I have rued the fact I can't seem to grow Daphne genkwa, whose main claim to fame is that it looks like a small lilac! Except it doesn't apparently smell....I mean--HELLLOOOOOO! What's the big deal? I have a thirty foot row of giant blue lilacs at my house and each time I stroll along the north side of my house I almost keel over with the smell.
A closer view: there are two kinds here (both classics): I should know what they are...but who cares? all lilacs are sublime! Oldtimers knew what they were up to. We should plant them everywhere all over again!
Here's a closeup of the Caragana: another old fashioned plant that's fallen out of fashion around Denver. You NEVER see it in new neighborhoods, but it too is fragrant and unlike forsythias, it blooms reliably every year.

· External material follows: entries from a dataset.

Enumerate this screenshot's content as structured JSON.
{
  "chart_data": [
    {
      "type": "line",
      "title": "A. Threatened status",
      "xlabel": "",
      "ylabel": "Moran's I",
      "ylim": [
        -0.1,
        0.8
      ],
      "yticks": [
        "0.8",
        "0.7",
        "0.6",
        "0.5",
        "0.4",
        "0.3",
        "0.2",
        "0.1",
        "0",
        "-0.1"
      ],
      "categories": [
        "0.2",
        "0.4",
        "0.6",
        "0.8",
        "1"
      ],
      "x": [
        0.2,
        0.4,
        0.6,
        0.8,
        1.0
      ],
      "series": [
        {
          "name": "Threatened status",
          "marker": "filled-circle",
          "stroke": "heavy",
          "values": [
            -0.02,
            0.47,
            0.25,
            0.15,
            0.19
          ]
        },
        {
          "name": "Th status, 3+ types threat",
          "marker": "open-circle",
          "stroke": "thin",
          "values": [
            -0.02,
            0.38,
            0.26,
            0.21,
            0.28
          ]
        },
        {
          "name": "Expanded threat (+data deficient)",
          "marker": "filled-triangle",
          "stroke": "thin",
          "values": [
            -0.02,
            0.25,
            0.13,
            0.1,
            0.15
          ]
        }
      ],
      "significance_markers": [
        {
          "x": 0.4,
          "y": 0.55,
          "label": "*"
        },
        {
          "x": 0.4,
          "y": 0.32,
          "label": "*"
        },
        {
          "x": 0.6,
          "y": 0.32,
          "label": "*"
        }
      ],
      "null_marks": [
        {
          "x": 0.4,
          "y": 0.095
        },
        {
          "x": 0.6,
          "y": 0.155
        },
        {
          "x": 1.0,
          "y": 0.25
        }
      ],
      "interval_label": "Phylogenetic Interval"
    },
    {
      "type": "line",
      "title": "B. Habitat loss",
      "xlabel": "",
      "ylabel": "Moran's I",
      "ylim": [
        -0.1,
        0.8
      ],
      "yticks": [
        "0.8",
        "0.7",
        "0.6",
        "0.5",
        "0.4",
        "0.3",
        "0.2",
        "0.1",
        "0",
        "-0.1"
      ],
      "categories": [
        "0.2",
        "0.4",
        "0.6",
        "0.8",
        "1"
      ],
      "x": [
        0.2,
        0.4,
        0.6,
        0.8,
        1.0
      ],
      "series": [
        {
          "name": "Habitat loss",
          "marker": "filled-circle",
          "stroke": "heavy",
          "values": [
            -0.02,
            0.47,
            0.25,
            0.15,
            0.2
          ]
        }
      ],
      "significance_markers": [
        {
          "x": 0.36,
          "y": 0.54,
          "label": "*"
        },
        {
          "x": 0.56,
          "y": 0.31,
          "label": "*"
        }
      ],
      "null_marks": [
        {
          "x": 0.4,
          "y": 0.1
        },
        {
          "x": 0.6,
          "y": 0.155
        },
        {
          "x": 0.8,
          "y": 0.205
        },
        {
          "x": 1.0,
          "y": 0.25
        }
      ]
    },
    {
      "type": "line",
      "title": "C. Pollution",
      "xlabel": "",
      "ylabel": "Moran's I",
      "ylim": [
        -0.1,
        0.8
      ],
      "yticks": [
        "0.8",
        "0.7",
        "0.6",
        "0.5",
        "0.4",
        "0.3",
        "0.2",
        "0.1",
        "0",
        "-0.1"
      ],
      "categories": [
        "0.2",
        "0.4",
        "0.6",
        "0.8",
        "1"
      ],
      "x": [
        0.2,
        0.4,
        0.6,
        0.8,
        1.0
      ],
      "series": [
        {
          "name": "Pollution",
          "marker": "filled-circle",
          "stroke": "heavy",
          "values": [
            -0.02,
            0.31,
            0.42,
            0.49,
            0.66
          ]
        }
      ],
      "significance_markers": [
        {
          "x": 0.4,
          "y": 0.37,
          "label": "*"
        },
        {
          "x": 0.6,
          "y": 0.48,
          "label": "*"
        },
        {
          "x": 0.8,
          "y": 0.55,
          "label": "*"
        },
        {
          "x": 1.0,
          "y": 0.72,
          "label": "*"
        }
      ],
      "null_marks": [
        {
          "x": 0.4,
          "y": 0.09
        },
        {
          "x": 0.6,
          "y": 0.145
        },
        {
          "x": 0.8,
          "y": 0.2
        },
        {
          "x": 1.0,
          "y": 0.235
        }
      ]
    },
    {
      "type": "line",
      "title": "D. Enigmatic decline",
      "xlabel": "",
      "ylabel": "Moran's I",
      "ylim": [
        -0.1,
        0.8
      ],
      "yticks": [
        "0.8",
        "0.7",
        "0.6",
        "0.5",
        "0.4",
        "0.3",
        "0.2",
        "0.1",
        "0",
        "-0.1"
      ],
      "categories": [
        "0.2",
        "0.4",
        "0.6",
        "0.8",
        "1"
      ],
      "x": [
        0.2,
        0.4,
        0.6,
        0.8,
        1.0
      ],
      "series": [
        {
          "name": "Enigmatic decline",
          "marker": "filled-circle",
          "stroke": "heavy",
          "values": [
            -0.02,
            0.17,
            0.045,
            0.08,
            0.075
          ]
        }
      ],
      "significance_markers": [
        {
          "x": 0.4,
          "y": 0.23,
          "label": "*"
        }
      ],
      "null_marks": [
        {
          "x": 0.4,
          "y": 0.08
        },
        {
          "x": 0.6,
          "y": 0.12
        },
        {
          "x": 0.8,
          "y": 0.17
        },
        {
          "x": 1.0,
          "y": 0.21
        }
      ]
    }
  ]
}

"When Lilacs last in the dooryard bloomed" and "Breeding Lilacs out of the dead land": lilacs are featured in two of the greatest poems in American literature. They should be featured even more.
I like to make lavish bouquets with them and let them smell up the whole house. They bring back vast, vaporous memories of my childhood, of the park next door to my house that was ringed with lavender, blue, white, deep purple, single and double lilacs, and a few craggy Caragana (come to think of it)...from my infancy I would sate myself on their rich scent, and pick bouquets for my mother, and put sprigs behind my ear.
Common as dirt, and more precious than all the gold in the world. Gold merely gets you stuff (God only knows, we have way too much stuff as it is): lilacs give you a whiff of Heaven on earth!